Dirigé contre une décision finale (art. 90 LTF) prise en dernière instance cantonale (art. 86 al. 1 let. d LTF) dans une cause relevant du droit public (art. 82 let. a LTF), le recours est en principe recevable comme recours en matière de droit public, aucune des exceptions prévues à l'art. 83 LTF n'étant réalisée. Le recourant a pris part à la procédure devant l'instance cantonale; il est particulièrement atteint par l'arrêt attaqué et a un intérêt digne de protection à sa modification, celui-ci mettant à sa charge la majeure partie des frais de réfection du ruisseau et de réparation du pont, pour un montant fixé en dernier lieu à 68'613.40 fr. Il a ainsi qualité pour recourir au sens de l'art. 89 al. 1 LTF
Les autres conditions de recevabilité sont réunies, si bien qu'il y a lieu d'entrer en matière sur le recours. 
 
2.  
Le recourant présente un "rappel du contexte et de l'objet du recours". Il invoque à ce propos une "violation des dispositions matérielles résultant de l'état de fait, dans le respect des exigences posées par la LTF et la jurisprudence y relative". 
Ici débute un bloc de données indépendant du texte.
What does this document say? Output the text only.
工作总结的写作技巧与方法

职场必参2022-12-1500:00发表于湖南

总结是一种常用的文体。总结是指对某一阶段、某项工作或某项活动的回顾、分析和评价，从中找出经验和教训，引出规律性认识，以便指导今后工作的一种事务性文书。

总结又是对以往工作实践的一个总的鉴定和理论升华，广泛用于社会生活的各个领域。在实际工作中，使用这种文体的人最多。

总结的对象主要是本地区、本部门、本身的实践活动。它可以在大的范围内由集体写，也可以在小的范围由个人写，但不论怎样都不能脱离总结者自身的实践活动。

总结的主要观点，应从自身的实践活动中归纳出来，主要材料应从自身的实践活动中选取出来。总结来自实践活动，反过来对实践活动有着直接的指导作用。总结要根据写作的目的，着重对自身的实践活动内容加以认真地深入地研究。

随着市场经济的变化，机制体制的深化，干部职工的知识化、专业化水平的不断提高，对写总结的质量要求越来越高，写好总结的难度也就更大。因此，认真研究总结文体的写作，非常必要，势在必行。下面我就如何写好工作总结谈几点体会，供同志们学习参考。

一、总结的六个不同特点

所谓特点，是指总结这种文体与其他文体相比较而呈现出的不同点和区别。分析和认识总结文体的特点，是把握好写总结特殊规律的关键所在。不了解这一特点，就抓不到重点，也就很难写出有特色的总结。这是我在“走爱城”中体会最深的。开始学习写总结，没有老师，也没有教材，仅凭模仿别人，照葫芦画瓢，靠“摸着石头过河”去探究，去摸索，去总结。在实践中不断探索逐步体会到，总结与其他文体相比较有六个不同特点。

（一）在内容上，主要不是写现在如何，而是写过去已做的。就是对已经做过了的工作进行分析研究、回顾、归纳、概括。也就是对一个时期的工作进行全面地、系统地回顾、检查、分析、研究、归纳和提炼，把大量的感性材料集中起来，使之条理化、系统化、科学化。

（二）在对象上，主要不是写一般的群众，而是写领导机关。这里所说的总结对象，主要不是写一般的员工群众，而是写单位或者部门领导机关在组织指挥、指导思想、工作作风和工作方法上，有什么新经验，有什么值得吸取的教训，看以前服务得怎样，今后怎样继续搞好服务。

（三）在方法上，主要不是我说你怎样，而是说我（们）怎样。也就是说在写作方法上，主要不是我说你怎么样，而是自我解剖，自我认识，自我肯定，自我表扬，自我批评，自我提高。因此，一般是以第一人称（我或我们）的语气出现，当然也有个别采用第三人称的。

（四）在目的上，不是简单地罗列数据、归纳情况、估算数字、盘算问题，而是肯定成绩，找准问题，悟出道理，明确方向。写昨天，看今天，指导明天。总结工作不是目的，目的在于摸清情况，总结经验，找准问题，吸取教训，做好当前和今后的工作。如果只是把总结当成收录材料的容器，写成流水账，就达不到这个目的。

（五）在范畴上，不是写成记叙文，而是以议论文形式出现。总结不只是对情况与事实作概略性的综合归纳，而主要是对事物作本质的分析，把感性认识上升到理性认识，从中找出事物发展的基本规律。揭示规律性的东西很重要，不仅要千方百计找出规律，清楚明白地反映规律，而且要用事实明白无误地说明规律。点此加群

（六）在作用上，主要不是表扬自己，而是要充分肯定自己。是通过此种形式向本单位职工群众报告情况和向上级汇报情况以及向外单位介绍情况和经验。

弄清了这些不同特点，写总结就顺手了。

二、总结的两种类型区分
Le recourant ne peut critiquer les constatations de fait ressortant de la décision attaquée que si celles-ci ont été effectuées en violation du droit au sens de l'art. 95 LTF ou de manière manifestement inexacte, c'est-à-dire arbitraire, et si la correction du vice est susceptible d'influer sur le sort de la cause (art. 97 al. 1 LTF; ATF 145 V 188 consid. 2; 142 II 355 consid. 6). Conformément à l'art. 106 al. 2 LTF, la partie recourante doit expliquer de manière circonstanciée en quoi ces conditions seraient réalisées. A défaut, il n'est pas possible de tenir compte d'un état de fait qui diverge de celui qui est contenu dans l'acte attaqué (ATF 145 V 188 consid. 2; 137 II 353 consid. 5.1). Il y a arbitraire (art. 9 Cst.) dans l'établissement des faits ou l'appréciation des preuves si le juge n'a manifestement pas compris le sens et la portée d'un moyen de preuve, s'il a omis, sans raison sérieuse, de tenir compte d'un moyen important propre à modifier la décision attaquée ou encore si, sur la base des éléments recueillis, il a fait des déductions insoutenables (cf. ATF 146 IV 88 consid. 1.3.1; 144 II 281 consid. 3.6.2). Le recourant ne peut pas se borner à contredire les constatations litigieuses par ses propres allégations ou par l'exposé de sa propre appréciation des preuves; il doit indiquer de façon précise en quoi ces constatations sont arbitraires (ATF 133 II 249 consid. 1.4.3). 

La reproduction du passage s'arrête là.